Lagipula, berdasarkan penelitian Entgroup tentang box office di China, bahkan kontribusi film lokal mereka yang dikenal kuat pun tidak sampai 60 persen. Dari penelitian yang dirilis 2015 itu, kontribusi film domestik tertinggi di China hanya 59 persen.
Itu terjadi pada 2013, setelah pada 2012 kontribusi film lokal hanya 48 persen sementara film impor sampai 52 persen. Terakhir, pada 2014 kontribusi film lokal China turun menjadi 55 persen. Namun itu masih di atas film impor yang kontribusinya 45 persen, naik empat persen dari tahun sebelumnya yang jatuh di 41 persen.
China layak menjadi perbandingan karena ia akan menjadi pasar film terbesar di dunia, termasuk bagi Hollywood. Namun apa yang terjadi di China juga tak bisa serta-merta disamakan dengan perfilman Indonesia.
Catherina menjelaskan, definisi film lokal di China dan Indonesia berbeda. Di China, asal ada investasi dari perusahaan Negeri Tirai Bambu, meskipun produser dan bintang-bintangnya Hollywood, disebut 'lokal.'
Maka film 'lokal' itu dapat porsi besar. Mereka boleh tayang bahkan di black period, yang di China muncul setiap Hari Buruh. Lihat saja Kung Fu Panda. Indonesia pernah punya black period, lazimnya setelah Lebaran.
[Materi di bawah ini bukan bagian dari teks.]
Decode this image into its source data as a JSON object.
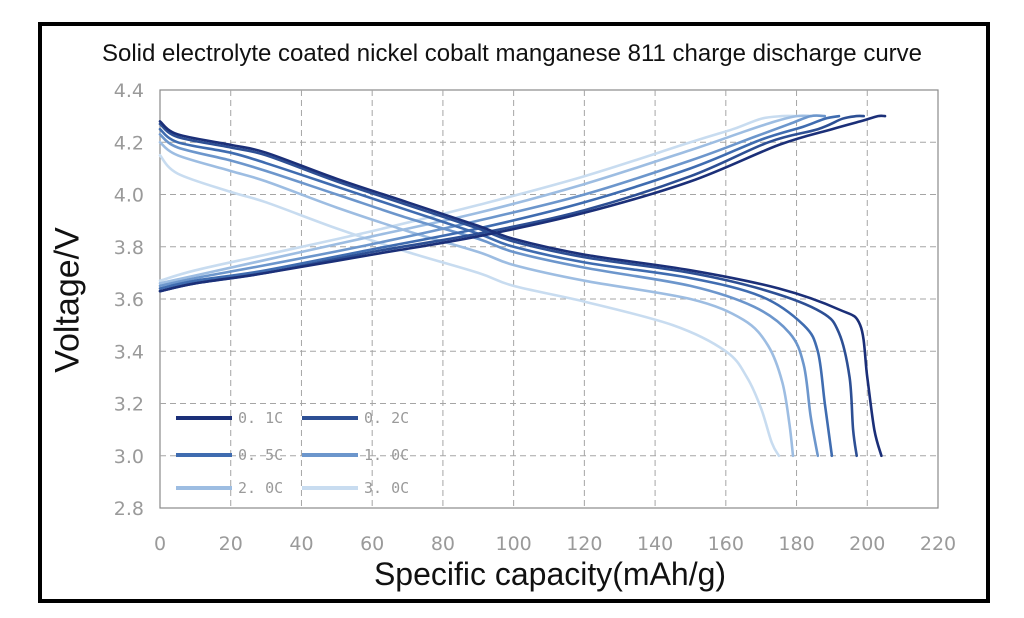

Tahun ini, 21 Cineplex memberlakukan itu. Dua pekan di awal Juni lalu, bioskop hanya diisi film Indonesia. Kalau pun ada film asing, itu 'sisa' sebelumnya. Ghostbusters sampai harus pindah jadwal tayang demi lima film nasional yang disokong penuh bioskop.
Tapi tidak bisa setiap tahun black period, masa-masa di mana layar bioskop diperuntukkan hanya untuk film nasional diberlakukan. Butuh film-film berkualitas dan evaluasi panjang.
Menanggapi keluhan bioskop soal jumlah film yang tak mencukupi jika kuota diberlakukan, Maman santai. Menurutnya, jika keberatan bioskop hanya soal ketidaktersiadaan stok film yang memadai, masih bisa diperbaiki.
"Ketersediaannya harus ditingkatkan. Cara yang dilakukan adalah mendorong peningkatan produksi melalui peningkatan kapasitas insan perfilman dengan pelatihan, workshop, fasilitasi pembuatan film, dan penyelenggaraan pendidikan film," Maman menjabarkan.
Ia menegaskan, kuota masih tetap akan diberlakukan karena itu cara terbaik memproteksi perfilman Indonesia. Apalagi sebentara lagi makin banyak investasi, produksi, dan distribusi film asing, yang masuk berkat dibukanya Daftar Negatif Investasi.